Anyway. The Screaming Eagles attack the launch site. Krieger, or "General Blitz of IRON Army" as his supervillain moniker apparently goes, rips his Dr. Stromm costume off to reveal his nazi-ish uniform and cybernetic body. The fight is short, so-so, and doesn't capitalize on Savage's weaknesses and instability in any interesting ways you might have hoped for. The day is saved, but the villain gets away, presumably to come crawling back to Cobra Commander for the umteenth time. If there's supposed to have been a resolution/reconciliation scnene between Savage and Hawk, they put it off for the second episode that never got made.
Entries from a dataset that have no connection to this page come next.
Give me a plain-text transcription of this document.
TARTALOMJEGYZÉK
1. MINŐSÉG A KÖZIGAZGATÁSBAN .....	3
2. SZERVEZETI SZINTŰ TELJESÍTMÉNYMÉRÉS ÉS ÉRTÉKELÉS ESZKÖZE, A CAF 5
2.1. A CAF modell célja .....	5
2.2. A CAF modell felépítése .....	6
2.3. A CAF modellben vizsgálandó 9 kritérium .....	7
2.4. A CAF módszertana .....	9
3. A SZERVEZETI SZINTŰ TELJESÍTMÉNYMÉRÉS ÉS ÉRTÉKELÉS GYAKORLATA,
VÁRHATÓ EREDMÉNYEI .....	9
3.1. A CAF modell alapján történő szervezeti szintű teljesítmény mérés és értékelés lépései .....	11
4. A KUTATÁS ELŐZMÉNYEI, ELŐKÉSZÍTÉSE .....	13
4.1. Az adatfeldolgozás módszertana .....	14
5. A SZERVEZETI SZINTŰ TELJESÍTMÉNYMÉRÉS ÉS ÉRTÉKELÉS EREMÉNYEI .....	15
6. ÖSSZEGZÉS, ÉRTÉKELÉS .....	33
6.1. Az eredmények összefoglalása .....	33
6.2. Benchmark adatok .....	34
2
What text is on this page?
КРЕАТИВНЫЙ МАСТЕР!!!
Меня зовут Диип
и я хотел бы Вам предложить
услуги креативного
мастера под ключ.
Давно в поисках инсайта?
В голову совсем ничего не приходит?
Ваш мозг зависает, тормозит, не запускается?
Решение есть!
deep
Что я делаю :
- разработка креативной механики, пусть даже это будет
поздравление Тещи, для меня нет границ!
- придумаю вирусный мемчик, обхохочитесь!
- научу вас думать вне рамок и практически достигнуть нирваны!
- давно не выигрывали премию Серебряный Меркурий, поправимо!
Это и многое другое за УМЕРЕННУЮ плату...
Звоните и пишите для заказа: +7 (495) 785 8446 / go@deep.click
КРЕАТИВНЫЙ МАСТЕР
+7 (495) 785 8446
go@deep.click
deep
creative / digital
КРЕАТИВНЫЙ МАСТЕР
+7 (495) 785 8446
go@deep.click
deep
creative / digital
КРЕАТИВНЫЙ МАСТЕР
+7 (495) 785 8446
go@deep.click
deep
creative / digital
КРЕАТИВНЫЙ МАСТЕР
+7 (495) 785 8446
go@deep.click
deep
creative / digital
On top of the ugly and samey character design, and the writing that isn't nearly silly and psychedelic enough to get away with being nonsense like the mainline GI Joe series did, the music in this pilot is also lacking. Nothing like the bombastic wind and drum sections that brought every blessed moment of "Pyramid of Darkness" to life, that's for sure. It might have come from the same studio, but I get the feeling that not many of the same people worked on these two projects.

The "not silly enough" problem really reared its head with the introduction of the new team. I feel like if those guys were introduced in the mainline animated series, the absurdism of "elite supergenius commandos who act like lazy middle schoolers" would have been played in a really clever and amusing way. Here, it just wasn't. Likewise, much like the fake comics that I made up as a weird piece of performance art way back when, I feel like the ties to real world history and geopolitics are trying to ground a story that would be better off airborne.

Looking at other nineties SatAm series, I can't really say that this pilot is bad by those standards. Just, they're really low standards, and I can't say that it's especially good by them either. I can definitely see why this might not have ever caught on even without the external factors working against it. It just doesn't measure up, on pretty much all fronts.